For the EFA movement to advance, the international community, donors and national governments need to make concerted efforts both to increase funding for education and institutionalize the policy reforms needed for quality education systems to thrive.
But this is not enough. We face a situation in which using the same techniques is not going to be sufficient for the challenges that we face. If we are to reach EFA by 2015, we must radically change our plan of action and pick up the pace of our construction schedule. The first step is to clearly map the role of each EFA partner--to build on each institution's competitive advantage, avoid duplication of efforts and identify gaps that need to be filled.
Last year, UNESCO's Executive Board asked the Director-General to "intensify consultations and high-level dialogue with key international stakeholders, particularly the World Bank, UNICEF, and UNFPA, to agree on the specific roles, responsibilities and contributions of each stakeholder for the period 2005-2015 in achieving the EFA Goals." By improving coordination at the international level, we will achieve more effective and targeted action on the ground at the country level.
To do this, UNESCO is coordinating a consultative process aimed at developing a Global Action Plan to achieve the EFA goals. This plan is aimed at greater harmonization and alignment in the approaches of multi-lateral organizations towards EFA. Five key themes serve as the mortar for our project:
Mobilizing additional financial resources; Ensuring the effective use of development aid for EFA; Developing capacity at the country level; Communicating the critical role of education in sustainable development; and Strengthening mutual accountability through monitoring and transparency. The key arena for EFA action is, of course, at the country level. If EFA is the overall blueprint, then each country must develop its own floor-plan according to its contextual needs including methods, approaches, timing, costing and allocation of resources. To develop these educational policies and plans, each country needs regular, focused and high quality support from the international community.

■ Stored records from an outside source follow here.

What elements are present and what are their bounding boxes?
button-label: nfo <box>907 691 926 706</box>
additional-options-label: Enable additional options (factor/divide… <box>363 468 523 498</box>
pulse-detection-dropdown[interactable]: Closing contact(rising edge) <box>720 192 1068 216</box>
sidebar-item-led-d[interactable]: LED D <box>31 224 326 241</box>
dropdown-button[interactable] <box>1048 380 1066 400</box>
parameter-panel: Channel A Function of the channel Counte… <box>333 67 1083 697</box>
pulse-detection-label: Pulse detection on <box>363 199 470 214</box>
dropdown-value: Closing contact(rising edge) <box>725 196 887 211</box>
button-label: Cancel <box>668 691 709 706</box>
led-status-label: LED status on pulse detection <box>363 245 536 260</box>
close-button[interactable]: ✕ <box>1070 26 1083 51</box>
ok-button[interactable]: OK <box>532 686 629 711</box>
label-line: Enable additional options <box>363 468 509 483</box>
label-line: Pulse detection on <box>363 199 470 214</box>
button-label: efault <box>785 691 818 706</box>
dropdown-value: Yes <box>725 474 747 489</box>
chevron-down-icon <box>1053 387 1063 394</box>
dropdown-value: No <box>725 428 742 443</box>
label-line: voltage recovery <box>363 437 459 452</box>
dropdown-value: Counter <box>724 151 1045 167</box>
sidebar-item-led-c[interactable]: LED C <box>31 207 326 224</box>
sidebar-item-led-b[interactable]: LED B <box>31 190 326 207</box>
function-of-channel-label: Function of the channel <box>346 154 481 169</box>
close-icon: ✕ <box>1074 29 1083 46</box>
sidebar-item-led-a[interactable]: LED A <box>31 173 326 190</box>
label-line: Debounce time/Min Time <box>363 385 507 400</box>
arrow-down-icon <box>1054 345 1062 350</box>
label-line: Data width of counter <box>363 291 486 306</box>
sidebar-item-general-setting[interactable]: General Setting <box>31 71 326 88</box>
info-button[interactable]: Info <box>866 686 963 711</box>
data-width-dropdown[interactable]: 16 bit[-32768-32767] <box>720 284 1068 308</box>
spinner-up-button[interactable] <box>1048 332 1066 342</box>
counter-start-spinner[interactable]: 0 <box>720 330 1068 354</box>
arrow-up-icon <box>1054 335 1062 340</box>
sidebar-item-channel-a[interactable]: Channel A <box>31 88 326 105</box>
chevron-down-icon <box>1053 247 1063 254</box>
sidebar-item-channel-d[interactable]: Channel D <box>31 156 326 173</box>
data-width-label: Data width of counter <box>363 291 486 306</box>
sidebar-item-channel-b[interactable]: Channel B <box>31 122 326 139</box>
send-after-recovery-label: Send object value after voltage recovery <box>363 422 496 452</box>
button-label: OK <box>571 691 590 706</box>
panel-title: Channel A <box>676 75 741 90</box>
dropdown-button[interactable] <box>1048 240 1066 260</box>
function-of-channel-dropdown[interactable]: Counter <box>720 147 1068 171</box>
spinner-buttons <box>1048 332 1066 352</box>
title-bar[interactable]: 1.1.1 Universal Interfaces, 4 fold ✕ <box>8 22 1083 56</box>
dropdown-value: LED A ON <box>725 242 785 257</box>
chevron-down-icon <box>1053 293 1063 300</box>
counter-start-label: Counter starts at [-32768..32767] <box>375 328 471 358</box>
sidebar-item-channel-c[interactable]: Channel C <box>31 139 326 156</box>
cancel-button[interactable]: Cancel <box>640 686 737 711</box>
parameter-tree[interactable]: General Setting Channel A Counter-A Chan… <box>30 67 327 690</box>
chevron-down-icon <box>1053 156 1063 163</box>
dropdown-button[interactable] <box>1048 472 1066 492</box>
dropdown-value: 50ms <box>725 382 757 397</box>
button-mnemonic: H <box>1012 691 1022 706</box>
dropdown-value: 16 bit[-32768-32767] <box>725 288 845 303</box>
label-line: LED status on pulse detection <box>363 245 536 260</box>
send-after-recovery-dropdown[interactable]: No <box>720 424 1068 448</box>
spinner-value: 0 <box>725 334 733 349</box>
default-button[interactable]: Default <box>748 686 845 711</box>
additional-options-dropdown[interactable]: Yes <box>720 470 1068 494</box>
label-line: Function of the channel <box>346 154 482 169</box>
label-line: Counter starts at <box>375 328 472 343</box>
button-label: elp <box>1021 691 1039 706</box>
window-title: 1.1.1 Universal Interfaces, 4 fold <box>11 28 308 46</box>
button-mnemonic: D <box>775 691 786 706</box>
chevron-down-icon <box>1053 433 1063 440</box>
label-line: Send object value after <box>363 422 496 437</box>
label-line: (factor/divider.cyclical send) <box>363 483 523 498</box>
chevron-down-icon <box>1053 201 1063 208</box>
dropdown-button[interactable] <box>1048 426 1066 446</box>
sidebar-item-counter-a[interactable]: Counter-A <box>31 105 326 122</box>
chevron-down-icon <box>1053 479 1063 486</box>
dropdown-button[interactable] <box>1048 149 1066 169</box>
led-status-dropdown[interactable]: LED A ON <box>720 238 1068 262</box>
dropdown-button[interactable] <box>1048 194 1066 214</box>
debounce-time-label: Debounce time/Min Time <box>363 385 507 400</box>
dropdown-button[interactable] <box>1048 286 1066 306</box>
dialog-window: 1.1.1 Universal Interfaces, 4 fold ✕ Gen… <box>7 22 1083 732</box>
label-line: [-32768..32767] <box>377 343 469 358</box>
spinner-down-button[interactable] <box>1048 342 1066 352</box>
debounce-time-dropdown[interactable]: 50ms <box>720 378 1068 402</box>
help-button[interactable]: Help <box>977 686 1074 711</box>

Since its creation in the aftermath of the Second World War, UNESCO has stood proud in its commitment to education and advocated for effective national educational strategies and plans. As the financial, economic and social aspects of sustainable development and educational strategies become increasingly intertwined, UNESCO must continue to act as an intellectual leader, an honest broker, and clearinghouse for ideas, propelling both countries and the international community in the right direction.
We are standing on a threshold, where our current actions will shape the world for centuries to come. In creating a sustainable future, countries cannot forget that the primary building block for change is learning. Frank Lloyd Wright once said, "Noble life demands a noble architecture for noble uses of noble men." With Education for All, we can construct the most ambitious and noblest work of architecture that humanity has ever seen. We cannot allow this opportunity slip from our fingers.
Dr. Peter Smith is the Assistant Director-General for Education at the United Nations Education, Scientific and Culture Organization (UNESCO). He is founding president of California State University-Monterey Bay and a former member of the United States Congress.